As the President said this morning, this is unacceptable, and I could not agree more. This is absolutely unacceptable. This is something that we must move on more quickly and more effectively, to immediately respond and limit the damage and the loss of life that is still going on as we meet and enjoy this beautiful day at the state fair. There will be time enough to figure out what we could have or should have done to try and avoid some of what has happened. But right now, we have got to focus on doing everything possible to get aid to the people who are suffering.

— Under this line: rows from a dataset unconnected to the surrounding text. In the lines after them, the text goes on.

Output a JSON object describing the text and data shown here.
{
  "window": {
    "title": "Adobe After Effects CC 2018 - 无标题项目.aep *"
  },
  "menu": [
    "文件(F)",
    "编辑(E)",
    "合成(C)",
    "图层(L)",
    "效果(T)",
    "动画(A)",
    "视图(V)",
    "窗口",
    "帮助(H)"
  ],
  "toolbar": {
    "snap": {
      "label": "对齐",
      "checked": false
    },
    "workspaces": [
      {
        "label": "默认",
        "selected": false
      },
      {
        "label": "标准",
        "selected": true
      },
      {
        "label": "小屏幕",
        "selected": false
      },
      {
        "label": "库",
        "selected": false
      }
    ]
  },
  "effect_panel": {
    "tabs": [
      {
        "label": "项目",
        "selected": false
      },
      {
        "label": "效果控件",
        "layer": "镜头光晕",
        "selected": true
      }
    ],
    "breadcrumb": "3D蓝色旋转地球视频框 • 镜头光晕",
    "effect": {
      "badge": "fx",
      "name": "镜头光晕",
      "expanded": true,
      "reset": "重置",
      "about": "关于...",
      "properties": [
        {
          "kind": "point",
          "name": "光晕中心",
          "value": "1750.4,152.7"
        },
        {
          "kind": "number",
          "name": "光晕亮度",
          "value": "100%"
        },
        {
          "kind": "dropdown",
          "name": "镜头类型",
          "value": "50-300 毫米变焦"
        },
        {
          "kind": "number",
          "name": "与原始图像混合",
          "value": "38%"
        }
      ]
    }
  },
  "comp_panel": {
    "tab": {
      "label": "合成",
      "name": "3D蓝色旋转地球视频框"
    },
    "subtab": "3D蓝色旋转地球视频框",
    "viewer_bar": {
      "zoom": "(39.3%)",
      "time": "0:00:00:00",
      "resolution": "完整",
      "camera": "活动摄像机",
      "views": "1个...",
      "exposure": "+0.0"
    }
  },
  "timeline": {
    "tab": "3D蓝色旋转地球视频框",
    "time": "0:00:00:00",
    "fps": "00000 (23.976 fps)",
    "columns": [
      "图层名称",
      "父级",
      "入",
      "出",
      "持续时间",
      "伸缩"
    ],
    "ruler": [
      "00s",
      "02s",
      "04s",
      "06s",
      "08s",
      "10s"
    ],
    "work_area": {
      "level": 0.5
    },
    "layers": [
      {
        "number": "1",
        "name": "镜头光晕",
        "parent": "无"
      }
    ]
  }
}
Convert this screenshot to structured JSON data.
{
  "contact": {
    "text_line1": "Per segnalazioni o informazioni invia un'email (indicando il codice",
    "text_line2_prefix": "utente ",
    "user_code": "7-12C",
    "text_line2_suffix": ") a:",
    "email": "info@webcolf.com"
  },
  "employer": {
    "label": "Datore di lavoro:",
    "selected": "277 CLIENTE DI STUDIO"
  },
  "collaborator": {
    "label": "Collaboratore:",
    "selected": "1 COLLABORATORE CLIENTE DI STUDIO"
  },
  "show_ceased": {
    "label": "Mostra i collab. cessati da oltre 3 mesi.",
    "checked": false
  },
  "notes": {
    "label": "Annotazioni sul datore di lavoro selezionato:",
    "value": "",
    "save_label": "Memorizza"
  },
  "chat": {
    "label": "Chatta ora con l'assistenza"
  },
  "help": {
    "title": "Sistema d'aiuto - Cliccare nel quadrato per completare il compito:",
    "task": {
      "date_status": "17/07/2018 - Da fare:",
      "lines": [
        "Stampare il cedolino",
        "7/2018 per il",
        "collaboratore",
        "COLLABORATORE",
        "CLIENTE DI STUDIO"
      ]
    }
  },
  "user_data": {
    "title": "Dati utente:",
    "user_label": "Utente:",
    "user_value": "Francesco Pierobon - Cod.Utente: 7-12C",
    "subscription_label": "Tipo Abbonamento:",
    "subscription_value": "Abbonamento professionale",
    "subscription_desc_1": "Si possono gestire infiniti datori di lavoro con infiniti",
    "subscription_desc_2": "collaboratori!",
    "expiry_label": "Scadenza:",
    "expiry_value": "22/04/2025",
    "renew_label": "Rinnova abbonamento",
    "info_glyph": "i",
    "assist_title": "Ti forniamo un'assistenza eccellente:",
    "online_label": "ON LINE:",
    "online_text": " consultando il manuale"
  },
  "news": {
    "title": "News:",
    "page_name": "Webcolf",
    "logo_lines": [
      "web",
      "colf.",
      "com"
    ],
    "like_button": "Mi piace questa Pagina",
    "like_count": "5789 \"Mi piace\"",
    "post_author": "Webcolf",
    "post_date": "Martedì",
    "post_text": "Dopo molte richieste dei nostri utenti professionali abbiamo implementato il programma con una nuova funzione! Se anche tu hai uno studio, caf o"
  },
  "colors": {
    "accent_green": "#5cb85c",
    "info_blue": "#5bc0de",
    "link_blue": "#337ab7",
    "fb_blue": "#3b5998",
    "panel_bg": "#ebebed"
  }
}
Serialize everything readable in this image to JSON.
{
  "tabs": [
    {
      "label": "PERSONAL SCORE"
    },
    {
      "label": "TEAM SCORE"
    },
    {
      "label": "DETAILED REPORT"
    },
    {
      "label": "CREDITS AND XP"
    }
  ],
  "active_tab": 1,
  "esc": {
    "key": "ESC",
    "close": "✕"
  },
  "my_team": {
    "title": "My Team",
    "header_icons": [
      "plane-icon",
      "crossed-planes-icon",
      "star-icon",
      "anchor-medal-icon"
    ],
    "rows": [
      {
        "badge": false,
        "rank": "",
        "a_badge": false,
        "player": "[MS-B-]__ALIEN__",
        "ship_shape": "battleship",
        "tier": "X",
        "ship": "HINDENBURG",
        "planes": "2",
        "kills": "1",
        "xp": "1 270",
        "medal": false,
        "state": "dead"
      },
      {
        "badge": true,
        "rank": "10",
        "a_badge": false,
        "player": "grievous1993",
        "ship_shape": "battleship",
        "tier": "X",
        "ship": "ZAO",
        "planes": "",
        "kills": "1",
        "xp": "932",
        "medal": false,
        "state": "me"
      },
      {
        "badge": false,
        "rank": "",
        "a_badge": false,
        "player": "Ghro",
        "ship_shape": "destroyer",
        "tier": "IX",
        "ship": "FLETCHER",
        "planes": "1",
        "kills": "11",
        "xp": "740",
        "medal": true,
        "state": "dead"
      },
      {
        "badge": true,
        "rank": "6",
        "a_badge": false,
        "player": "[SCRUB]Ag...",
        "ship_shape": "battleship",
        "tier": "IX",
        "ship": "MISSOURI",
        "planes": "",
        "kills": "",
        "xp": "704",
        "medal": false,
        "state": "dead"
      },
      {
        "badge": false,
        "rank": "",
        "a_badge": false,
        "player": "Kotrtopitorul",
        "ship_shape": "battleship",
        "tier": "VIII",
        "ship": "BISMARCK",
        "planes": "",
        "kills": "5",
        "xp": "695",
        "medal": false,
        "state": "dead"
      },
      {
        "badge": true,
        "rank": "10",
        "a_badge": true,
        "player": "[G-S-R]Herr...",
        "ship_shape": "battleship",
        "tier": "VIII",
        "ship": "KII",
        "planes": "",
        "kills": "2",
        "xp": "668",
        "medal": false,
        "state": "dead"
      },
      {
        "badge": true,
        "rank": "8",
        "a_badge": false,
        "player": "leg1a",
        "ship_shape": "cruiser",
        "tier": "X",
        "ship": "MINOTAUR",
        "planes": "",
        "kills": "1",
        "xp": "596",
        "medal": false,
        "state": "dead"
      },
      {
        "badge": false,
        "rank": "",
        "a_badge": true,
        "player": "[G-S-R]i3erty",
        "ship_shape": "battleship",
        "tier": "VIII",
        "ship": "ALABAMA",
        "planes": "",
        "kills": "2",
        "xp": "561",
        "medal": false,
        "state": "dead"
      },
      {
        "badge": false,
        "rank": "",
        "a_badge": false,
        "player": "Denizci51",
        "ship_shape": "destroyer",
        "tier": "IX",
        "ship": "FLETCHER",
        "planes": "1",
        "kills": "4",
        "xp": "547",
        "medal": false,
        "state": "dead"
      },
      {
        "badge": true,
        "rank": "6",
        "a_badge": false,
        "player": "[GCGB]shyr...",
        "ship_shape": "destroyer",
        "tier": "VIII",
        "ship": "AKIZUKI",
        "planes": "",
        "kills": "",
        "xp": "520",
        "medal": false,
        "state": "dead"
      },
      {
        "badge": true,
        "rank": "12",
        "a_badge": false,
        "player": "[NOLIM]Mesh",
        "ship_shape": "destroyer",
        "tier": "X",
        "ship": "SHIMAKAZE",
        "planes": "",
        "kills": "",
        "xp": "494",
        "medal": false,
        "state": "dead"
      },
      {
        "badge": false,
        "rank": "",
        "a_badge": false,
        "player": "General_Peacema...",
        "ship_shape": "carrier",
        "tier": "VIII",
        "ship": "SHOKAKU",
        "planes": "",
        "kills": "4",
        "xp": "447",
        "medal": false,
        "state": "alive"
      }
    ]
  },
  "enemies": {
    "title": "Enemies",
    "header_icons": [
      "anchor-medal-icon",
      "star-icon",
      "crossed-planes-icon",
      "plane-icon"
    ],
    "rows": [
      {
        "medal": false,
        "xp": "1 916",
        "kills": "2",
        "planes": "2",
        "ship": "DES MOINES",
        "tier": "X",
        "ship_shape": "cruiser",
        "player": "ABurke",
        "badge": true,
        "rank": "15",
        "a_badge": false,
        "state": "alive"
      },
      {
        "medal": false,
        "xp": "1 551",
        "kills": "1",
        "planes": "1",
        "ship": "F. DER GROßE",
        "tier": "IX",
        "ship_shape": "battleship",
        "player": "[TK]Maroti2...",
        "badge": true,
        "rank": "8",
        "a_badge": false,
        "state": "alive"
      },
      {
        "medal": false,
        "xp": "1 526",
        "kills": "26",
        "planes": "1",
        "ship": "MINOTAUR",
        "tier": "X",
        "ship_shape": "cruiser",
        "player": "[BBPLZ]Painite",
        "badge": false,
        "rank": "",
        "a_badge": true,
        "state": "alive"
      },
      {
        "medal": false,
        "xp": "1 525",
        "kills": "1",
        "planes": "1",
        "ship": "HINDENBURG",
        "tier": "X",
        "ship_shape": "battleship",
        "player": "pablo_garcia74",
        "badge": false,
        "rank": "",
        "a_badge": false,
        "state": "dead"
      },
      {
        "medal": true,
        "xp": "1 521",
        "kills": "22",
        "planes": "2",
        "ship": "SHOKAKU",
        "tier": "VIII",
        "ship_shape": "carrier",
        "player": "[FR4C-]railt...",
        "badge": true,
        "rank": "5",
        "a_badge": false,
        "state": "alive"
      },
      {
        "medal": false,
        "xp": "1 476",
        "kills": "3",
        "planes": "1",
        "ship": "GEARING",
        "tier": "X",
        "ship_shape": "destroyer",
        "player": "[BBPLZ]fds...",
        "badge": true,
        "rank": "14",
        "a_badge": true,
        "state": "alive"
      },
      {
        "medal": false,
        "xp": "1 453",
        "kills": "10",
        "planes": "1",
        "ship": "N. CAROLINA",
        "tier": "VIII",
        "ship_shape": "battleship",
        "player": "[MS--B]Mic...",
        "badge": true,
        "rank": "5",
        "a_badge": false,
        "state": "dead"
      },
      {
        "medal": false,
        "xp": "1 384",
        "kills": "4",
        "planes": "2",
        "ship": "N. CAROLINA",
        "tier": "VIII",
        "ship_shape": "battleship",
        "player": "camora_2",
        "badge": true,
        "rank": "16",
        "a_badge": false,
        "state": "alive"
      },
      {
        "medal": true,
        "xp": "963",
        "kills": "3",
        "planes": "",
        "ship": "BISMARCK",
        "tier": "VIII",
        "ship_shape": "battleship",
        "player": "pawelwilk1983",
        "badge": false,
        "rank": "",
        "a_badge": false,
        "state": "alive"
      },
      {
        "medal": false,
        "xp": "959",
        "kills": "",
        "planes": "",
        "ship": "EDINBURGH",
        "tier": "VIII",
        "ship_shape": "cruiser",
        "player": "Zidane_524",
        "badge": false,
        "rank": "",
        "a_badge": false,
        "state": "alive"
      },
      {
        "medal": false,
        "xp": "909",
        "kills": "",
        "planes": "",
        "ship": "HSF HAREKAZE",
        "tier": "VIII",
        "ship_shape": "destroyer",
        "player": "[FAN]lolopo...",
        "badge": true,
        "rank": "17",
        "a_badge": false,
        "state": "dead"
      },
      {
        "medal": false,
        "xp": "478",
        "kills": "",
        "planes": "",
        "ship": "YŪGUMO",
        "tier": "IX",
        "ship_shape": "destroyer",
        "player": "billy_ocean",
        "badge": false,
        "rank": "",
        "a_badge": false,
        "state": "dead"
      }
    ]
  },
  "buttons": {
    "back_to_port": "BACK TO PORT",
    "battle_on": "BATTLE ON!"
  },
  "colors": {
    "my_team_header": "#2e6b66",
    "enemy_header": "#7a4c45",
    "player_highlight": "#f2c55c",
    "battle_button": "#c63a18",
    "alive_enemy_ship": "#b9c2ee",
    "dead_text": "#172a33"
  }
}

I appreciate the great outpouring of support that has come from every corner of New York. I remember it very well – after we were attacked on 9/11, the entire country rallied behind us. Nobody in a position of responsibility said, “Lets not rebuild Lower Manhattan.” Everybody said, “Let’s get to work, roll up our sleeves, and do what it takes to help New York recover.” We have to and I’m sure we will have the same approach with New Orleans, all of Louisiana, Mississippi, Alabama, and those places that were also affected in Georgia and Florida. So I join Bill in urging that everyone do what you can.

I am particularly impressed and grateful, and I want to mention them today because they are both here: Abe Lackman from the Independent College Association and our wonderful chancellor here from SU, Nancy Cantor is here. And Abe, on behalf of the Association and Nancy on behalf of SU, have sent out the word that New York universities and colleges, will take in, free of tuition, free of costs, people who have been flooded out of their dormitories, classrooms. This is a wonderful example of how New York colleges and universities are responding. In fact, Nancy, I have a young man who is an intern for me who is a student at the law school. His brother has lost his chance to go to college this year and he is going to drive down and find his brother and bring him up and he is going to be one of your students at Syracuse. We are going to be sending whatever help we can. We will be looking for ways we can be creative. As Bill said, this is going to be with us for quite some time. I hope we can follow the lead that many of our charitable organizations like the Red Cross and the Catholic Charities, Salvation Army are doing for us. There will be a lot of work for months and months ahead.